Quilt that Nina has been working on for the Vee berth. Notice she made the bow pointing south. 
View of Sirius below decks for T'giving. Netting hanging in upper left. Contains apples, oranges, taters, onions, etc, and yes, Mesa, that is a dancing pole in the middle. Maybe in a future post a picture will be included of Poopah doing a pole dance. An exciting thought. 
Sirius running down the Alligator River-Pungo River canal. Big, zoomy yachts roar through here and cause large wakes that erode the banks and make trees such as these fall over for other boats to run into. 
This canal runs about 20 miles, connecting the 2 rivers.

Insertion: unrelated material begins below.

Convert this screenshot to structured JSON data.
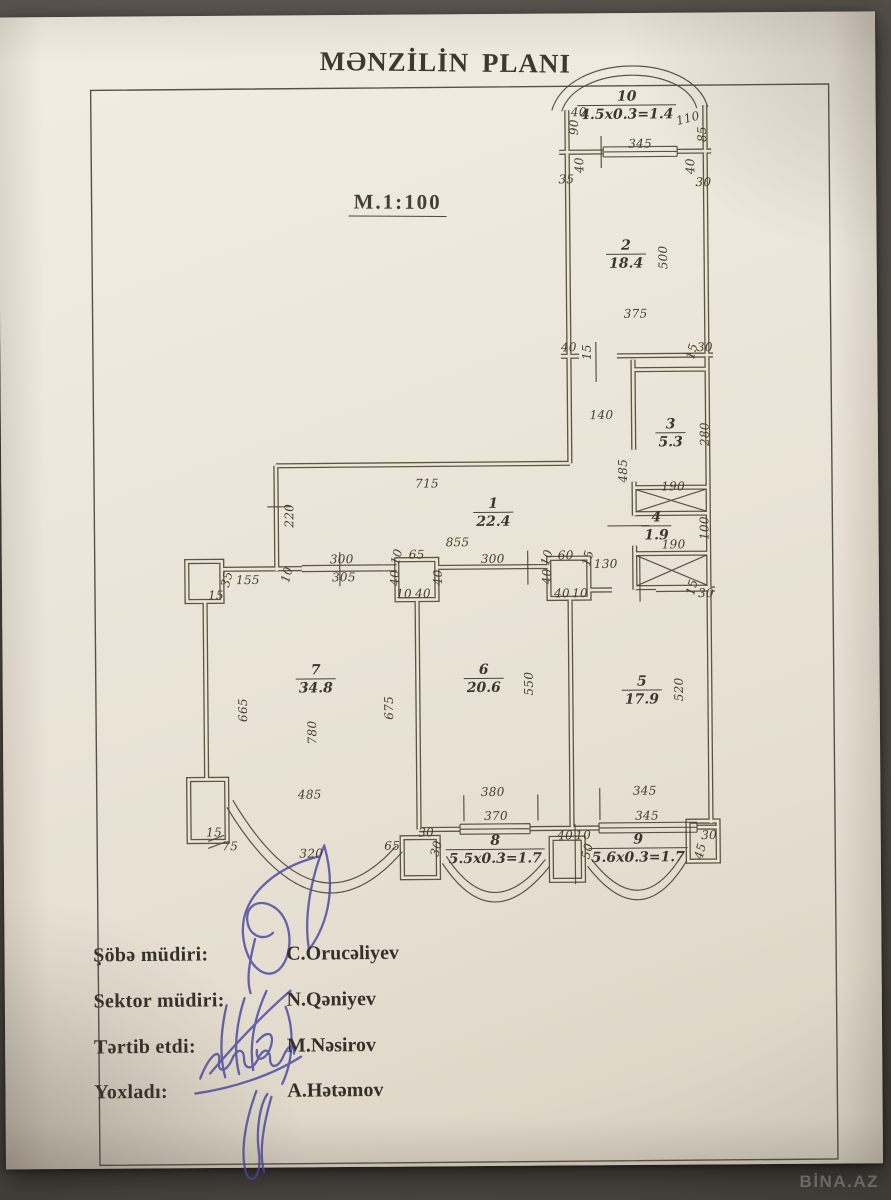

Haven't had a chance to look up it's history yet. 

The next day, we anchored in Campbell Creek, familiar territory now from when our previous Flicka was kept in NC. Twenty eight degrees that night and woke up to this: 
A heavy frost covering on our dodger window and decks like a scaring rink. Who'd have thought to bring an ice scraper on a trip to the Bahamas?  Lots of salt water available to slosh an rinse. 

A beautiful icy morning leaving the Campbell Creek anchorage. 

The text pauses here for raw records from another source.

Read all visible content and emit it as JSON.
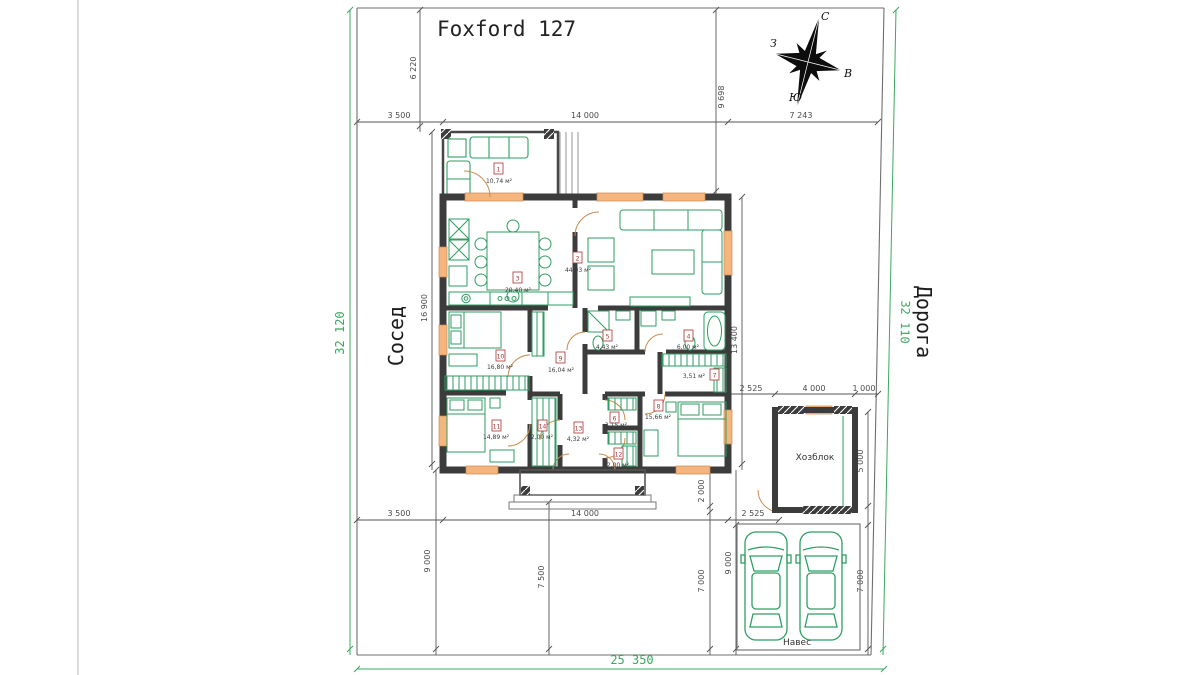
{
  "title": "Foxford 127",
  "labels": {
    "neighbor": "Сосед",
    "road": "Дорога",
    "shed": "Хозблок",
    "carport": "Навес"
  },
  "compass": {
    "north": "С",
    "south": "Ю",
    "west": "З",
    "east": "В"
  },
  "site_dims": {
    "left": "32 120",
    "right": "32 110",
    "bottom": "25 350"
  },
  "dims": {
    "offset_left_top": "3 500",
    "house_width": "14 000",
    "offset_right_top": "7 243",
    "terrace_setback": "6 220",
    "house_setback": "9 698",
    "house_left_height": "16 900",
    "house_right_height": "13 400",
    "shed_gap": "2 525",
    "shed_width": "4 000",
    "shed_right_offset": "1 000",
    "shed_height": "5 000",
    "shed_bottom_gap": "2 000",
    "offset_left_bottom": "3 500",
    "house_width_bottom": "14 000",
    "carport_gap": "2 525",
    "backyard_depth": "9 000",
    "porch_to_boundary": "7 500",
    "carport_left_depth": "7 000",
    "carport_height": "9 000",
    "carport_right_depth": "7 000"
  },
  "rooms": [
    {
      "num": "1",
      "area": "10,74 м²"
    },
    {
      "num": "2",
      "area": "44,93 м²"
    },
    {
      "num": "3",
      "area": "20,40 м²"
    },
    {
      "num": "4",
      "area": "6,00 м²"
    },
    {
      "num": "5",
      "area": "4,43 м²"
    },
    {
      "num": "6",
      "area": "3,15 м²"
    },
    {
      "num": "7",
      "area": "3,51 м²"
    },
    {
      "num": "8",
      "area": "15,66 м²"
    },
    {
      "num": "9",
      "area": "16,04 м²"
    },
    {
      "num": "10",
      "area": "16,80 м²"
    },
    {
      "num": "11",
      "area": "14,89 м²"
    },
    {
      "num": "12",
      "area": "2,00 м²"
    },
    {
      "num": "13",
      "area": "4,32 м²"
    },
    {
      "num": "14",
      "area": "2,00 м²"
    }
  ],
  "colors": {
    "furniture_green": "#2f9e63",
    "dimension_green": "#3aa85f",
    "wall_dark": "#3c3c3c",
    "window_orange": "#f5b57e",
    "room_tag_red": "#b03030"
  }
}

From CC, we made the 50 mile run to Morehead City and with a tolerable wind forcast in hand, continued on outside for an offshore run to Masonboro inlet thence inside to Southport, avoiding Frying Pan Shoal which sticks many miles out to sea. 

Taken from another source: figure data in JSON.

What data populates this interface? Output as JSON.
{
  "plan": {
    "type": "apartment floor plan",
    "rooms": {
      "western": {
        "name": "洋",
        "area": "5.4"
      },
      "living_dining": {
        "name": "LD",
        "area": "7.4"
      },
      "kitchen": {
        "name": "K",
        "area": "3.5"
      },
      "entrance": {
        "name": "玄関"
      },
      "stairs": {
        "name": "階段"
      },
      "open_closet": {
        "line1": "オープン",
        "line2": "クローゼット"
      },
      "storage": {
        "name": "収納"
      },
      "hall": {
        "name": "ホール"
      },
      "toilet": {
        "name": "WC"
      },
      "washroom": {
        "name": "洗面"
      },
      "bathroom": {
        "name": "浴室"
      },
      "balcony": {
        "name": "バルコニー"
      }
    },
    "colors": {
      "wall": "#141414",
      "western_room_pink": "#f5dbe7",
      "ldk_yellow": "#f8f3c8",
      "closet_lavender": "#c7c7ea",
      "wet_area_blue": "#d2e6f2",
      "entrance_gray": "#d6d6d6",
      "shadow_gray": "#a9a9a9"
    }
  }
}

An off day today in Southport to get ready for a more extended offshore leg as far as the weather will allow, perhaps to St Mary's River inlet at the north end of Florida, though there are a number of bail-out points in between, Charleston, SC, Hilton Head, etc. 

Prior to leaving on a sailing trip, I always think that it'll be great to have so much time available to read, play music, take photos, etc, etc. The reality seems to be quite the opposite, with no time available to do these things. Boat maintenance, provisioning, planning movements around the tides and winds, standing watches underway, and other seemingly endless tasks, combined with a somewhat reduced efficiency when being tossed about by the waves, keep you continually busy. May it be ever thus. 

Thanksgiving day flow of consciousness list of things I am thankful for in no particular order of priority and certainly not comprehensive:

Sunrises/sunsets- different, but equally beautiful
The smell of freshly baking bread
Honesty-a rare thing
Sharing- some stuff is no fun alone
Health-the passing of years has shown that we can't take this for granted. We make the best choices that we know about or are capable of and then we take our chances. 
The smell of a puppy's breath
A really good Key Lime Pie
Dreams-not the kind that you wake up from, but the ones that haunt you
Dreams fulfilled-hooray
Dreams not fulfilled-still better to have dreamed
Kindness, kindness, kindness
Diet Pepsi with a squeeze of fresh lime-(embarrassing)
Music-what is it about music?
Grandkids-a magical mystery tour

Hope you all had a thankful Thanksgiving. We'll be in touch. I love you.